Hyden’s chest began to tingle. When he looked down, he saw that it wasn’t actually his chest, but the medallion that hung there. Tiny little sparkles of light were jumping from the teardrop shaped jewel mounted in the disc. They weren’t alive, but the prismatic flashes of pink, turquoise and lavender light resembled fleas or fireflies shooting out like a fountain. The strange emissions faded after they went more than a foot or two away from the jewel.
The serpent hissed, and Hyden sensed its disapproval of them trespassing in its home. He tried to speak with it in his mind, as he had with the dragon, Claret, and King Aldar’s great wolves, but the scaly creature’s only response was to flick its tongue at the dragon’s tear hanging around his neck.
Hyden could hear the breath trembling in and out of Phen’s lungs, and he smelled something rancid. After a moment the serpent eased away from them and slipped itself headfirst into the water. The eerie light of the distant sun shining through the submerged cavern mouth died out as the creature filled the hole. Hyden counted his heart beats as it slithered past them. He was at ten when Phen broke his concentration.
“What was that?” the boy rasped.
Hyden figured that he could have gotten his count up to as many as fifteen or even twenty before the serpent’s tail finally disappeared into the water, taking its phosphorus glow with it. By Hyden’s estimation, the thing had to be nearly a hundred feet long.
“I don’t know what it was, lad,” Oarly murmured in a shaky tone. “But it made me shit me britches.”
“I thought that was its breath,” Brady said with a gagging cough. “Make some light, Phen.”
Almost instantly a globe appeared in Phen’s palm and ascended to a spot about a foot over the boy’s head.
“It’s going out to feed,” Hyden said after taking a few deep breaths to calm himself. Oarly’s stench was foul.
“Let’s go see what’s back there while it’s gone,” Phen suggested.
“You go, I’ll stay,” said Oarly. The look on his hairy face was a comical mixture of disgust, embarrassment, and relief as he stood and unsnapped his belt. He waddled gracelessly to the water and waded into it until he was standing waist deep. The water clouded around him, causing the others to retch and turn away.

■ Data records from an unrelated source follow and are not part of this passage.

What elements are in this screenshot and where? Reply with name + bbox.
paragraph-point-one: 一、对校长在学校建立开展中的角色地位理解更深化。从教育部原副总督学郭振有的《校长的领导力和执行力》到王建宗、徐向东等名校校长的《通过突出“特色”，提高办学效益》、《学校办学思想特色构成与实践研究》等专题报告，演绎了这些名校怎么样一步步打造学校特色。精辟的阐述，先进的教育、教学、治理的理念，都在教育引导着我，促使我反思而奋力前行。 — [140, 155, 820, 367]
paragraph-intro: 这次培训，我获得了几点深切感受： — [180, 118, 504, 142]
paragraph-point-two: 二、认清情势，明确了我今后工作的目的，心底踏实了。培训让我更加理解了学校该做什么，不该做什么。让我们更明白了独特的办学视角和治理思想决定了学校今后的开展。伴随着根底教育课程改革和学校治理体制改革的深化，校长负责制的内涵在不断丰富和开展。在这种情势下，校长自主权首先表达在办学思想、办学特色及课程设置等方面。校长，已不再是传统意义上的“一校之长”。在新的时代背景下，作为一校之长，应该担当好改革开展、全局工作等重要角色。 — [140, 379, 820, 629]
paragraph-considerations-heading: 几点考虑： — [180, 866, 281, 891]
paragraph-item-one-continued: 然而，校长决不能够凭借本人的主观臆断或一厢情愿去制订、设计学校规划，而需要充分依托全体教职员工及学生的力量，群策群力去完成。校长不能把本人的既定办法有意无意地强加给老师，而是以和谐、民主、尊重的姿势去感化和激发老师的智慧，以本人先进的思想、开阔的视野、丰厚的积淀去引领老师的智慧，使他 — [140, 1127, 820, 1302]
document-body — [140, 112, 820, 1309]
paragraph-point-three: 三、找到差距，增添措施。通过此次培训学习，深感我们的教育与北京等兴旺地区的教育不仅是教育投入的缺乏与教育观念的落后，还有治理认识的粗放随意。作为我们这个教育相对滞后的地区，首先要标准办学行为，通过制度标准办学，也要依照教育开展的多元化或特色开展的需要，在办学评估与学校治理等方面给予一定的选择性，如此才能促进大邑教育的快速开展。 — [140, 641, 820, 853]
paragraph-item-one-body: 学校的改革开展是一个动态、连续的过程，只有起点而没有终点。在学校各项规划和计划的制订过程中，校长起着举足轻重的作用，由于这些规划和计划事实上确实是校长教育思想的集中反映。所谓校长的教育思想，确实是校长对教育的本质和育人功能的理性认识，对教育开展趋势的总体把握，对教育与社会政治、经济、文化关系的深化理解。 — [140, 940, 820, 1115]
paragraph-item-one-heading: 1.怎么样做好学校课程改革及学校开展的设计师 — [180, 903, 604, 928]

“If you stay with the dwarf, Hyden,” Brady said between heaves, “I’ll go with Phen. That way we will both have light. The smell is killing me.”
“I don’t think you should go in there,” Hyden told Phen. “What if it comes back?”
“You just want to go yourself,” Phen argued. “Besides that, it will take a long while to fill that thing’s belly. You said it went out to feed.”
“Aye,” Hyden sighed. Phen was right, he did want to go himself, but someone needed to stay with Oarly. “Go then, but straight in and out. Brady, if you don’t see anything after awhile just drag him out of there. If that thing comes back, you’ll be trapped.”
“Yes, sir,” Brady replied.
Hyden was glad to see Brady’s gleaming sword come out as he and Phen started down the tunnel. To his surprise, he managed to get his little orb of light to appear on the first attempt, and this time it was the correct size and brightness.
“Most things with a glow like that are night feeders,” Oarly said from the water’s edge.
Hyden glanced toward the dwarf to respond, but found him on the bank bent over bare-assed and ringing out his clothes. The sight of the Oarly’s furry little rump caused Hyden to bite back a laugh. If the dwarf hadn’t so brutally tricked him with the squat weed and the cinder peppers, he might’ve felt sorry for him, but after that horribly painful night at the Royal Seastone Inn, when the peppers made their way out of his system, he just couldn’t find any mercy for Oarly in his heart.
“Well, it’s not night time and the thing is off to feed,” Hyden replied.
“Maybe it’s because it lives in a cave underground, or because it’s always dark in the depths of the sea,” said Oarly. “But my gut tells me it might be guarding something back there-probably a nest.”